Marijuana-induced AI continues to be a diagnosis of exclusion. AI is rare and has a high chance of having a malignant lead point, so patients should all undergo appropriate screening and imaging to rule out neoplastic sources. In a study by Wang et al [21], four out of 41 (10%) patients had “idiopathic” etiology where no pathological lead point was identified. This highlights the importance of a thorough search for the etiology of AI and detailed history taking. Our cases stress the importance of possible adverse effects of marijuana with increased legalization and therapeutic use of marijuana and its derivatives. Physicians must obtain detailed social history to identify marijuana use as a potential cause of idiopathic intussusception in adults.

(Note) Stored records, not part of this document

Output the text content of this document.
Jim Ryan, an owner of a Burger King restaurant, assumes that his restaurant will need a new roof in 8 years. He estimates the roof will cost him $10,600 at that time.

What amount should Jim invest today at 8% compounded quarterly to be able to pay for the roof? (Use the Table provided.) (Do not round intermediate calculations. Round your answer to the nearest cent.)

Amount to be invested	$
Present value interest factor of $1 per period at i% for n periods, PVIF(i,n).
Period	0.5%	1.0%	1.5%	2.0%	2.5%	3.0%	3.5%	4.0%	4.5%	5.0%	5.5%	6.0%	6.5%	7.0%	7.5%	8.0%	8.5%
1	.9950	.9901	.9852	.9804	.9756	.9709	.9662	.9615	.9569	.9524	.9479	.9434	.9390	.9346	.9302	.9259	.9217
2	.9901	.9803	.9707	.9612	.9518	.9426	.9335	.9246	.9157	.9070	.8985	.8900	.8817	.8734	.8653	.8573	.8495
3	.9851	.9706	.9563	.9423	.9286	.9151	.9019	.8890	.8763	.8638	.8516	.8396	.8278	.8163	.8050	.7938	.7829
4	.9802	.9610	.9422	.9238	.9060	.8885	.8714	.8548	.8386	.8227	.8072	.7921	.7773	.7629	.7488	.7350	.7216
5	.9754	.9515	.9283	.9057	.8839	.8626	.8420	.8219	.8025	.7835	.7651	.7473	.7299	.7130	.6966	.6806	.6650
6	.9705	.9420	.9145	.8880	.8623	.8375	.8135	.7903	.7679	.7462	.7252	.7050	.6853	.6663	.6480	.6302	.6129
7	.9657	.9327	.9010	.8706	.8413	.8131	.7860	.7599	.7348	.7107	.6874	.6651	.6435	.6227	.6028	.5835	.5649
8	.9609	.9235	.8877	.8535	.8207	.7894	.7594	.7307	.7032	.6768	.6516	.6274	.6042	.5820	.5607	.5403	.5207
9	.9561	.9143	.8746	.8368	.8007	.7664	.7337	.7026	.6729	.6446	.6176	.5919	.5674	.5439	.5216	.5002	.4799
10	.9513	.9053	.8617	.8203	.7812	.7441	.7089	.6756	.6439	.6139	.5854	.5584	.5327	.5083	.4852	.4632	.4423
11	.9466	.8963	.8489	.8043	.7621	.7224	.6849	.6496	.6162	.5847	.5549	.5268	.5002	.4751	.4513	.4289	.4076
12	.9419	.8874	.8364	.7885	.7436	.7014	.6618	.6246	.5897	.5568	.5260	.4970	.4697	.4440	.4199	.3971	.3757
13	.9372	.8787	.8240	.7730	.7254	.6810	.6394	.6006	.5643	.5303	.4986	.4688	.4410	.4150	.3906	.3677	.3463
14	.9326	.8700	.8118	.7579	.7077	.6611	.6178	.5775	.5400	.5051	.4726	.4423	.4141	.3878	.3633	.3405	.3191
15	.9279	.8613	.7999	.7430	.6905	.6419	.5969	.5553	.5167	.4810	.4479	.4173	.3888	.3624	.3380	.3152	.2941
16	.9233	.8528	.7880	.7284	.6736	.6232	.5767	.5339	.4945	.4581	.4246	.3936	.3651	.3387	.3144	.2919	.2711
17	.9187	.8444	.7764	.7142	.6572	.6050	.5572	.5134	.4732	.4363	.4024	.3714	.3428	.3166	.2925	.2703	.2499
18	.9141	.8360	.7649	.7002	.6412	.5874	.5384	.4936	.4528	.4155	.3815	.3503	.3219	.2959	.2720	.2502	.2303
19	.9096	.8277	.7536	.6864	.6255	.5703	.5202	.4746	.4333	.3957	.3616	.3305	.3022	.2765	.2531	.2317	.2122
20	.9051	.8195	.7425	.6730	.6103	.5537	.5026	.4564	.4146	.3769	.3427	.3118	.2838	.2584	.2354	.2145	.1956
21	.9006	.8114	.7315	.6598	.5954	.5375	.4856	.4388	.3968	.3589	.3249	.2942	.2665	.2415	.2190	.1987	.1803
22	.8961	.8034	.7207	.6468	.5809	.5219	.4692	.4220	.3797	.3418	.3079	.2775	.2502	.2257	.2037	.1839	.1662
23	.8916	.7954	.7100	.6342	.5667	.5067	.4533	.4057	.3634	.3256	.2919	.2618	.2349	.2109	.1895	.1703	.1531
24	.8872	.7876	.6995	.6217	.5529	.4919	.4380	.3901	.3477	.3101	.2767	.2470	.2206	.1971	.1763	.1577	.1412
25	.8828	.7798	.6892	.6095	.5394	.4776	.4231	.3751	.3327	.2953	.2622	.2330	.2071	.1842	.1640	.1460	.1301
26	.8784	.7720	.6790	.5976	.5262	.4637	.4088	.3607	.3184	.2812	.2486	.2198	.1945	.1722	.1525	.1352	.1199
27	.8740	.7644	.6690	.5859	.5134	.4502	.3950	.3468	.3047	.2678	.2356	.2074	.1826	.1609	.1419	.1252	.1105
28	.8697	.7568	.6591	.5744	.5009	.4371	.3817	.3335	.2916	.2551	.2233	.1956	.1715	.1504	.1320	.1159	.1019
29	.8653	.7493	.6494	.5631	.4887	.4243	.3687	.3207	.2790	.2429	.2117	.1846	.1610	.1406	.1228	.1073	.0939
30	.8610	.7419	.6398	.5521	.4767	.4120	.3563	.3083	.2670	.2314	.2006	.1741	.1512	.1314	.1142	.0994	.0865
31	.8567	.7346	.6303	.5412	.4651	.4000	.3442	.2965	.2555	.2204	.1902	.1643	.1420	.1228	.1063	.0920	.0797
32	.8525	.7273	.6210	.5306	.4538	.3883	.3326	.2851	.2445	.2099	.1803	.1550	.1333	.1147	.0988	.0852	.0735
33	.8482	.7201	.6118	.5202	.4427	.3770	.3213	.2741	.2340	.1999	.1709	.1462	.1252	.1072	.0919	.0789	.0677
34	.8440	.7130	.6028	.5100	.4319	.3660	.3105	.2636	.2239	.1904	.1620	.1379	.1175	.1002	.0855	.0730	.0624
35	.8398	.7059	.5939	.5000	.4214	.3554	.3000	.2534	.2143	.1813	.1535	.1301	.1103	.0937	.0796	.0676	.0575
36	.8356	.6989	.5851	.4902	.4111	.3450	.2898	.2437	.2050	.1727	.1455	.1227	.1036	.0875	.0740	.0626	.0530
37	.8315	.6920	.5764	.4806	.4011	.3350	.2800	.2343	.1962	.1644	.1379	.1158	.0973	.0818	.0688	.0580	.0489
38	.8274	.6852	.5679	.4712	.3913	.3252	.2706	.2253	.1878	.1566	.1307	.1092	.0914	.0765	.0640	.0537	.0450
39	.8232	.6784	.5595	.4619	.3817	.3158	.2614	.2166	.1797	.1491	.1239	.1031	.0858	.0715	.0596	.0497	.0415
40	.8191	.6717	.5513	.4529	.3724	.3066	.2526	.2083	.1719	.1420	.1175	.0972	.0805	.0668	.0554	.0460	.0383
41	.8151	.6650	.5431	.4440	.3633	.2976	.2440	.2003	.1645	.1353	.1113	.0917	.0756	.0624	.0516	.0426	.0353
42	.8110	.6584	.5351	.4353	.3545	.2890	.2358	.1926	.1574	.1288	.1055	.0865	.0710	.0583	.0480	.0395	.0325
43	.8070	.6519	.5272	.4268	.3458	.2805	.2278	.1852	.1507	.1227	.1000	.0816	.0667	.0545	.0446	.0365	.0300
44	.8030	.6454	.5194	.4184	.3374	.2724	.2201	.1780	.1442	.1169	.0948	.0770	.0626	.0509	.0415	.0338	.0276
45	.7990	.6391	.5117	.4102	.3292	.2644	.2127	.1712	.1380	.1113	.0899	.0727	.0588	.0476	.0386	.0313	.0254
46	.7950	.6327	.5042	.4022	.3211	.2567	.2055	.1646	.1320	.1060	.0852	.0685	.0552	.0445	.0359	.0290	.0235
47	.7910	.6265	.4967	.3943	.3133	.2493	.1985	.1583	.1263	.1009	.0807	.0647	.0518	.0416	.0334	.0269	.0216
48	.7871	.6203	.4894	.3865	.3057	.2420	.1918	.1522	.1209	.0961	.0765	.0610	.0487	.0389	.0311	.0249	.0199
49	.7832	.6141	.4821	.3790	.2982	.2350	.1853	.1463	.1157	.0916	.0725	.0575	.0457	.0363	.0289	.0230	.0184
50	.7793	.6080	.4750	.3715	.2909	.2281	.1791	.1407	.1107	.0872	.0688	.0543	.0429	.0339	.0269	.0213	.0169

Our cases depict the possible association between chronic marijuana and AI. Although rare, AI in the absence of pathological lead point, should alert physicians to look for intra-luminal irritants as a cause of intussusception. From a public health perspective, physicians should warn patients about the possible association between marijuana use and the development of intussusception. Further studies are needed to investigate the association between chronic marijuana use and AI.


None to declare.

Financial Disclosure

None to declare.

Conflict of Interest

The authors indicated no potential conflict of interest.

Informed Consent

Informed consent was obtained from the patients for publication of this manuscript.

Author Contributions

Jiten Kothadia, MD and Anwesh Dash, MD were involved in drafting the case report and the acquisition of available literature and revision of the manuscript. Rajanshu Verma, MD and Kyle Kreitman, MD reviewed manuscript. Mohammad K. Ismail, MD was involved in critical revision of the manuscript for important intellectual content.

Data Availability

The authors declare that the data supporting the findings of this study are presented within the content of this article.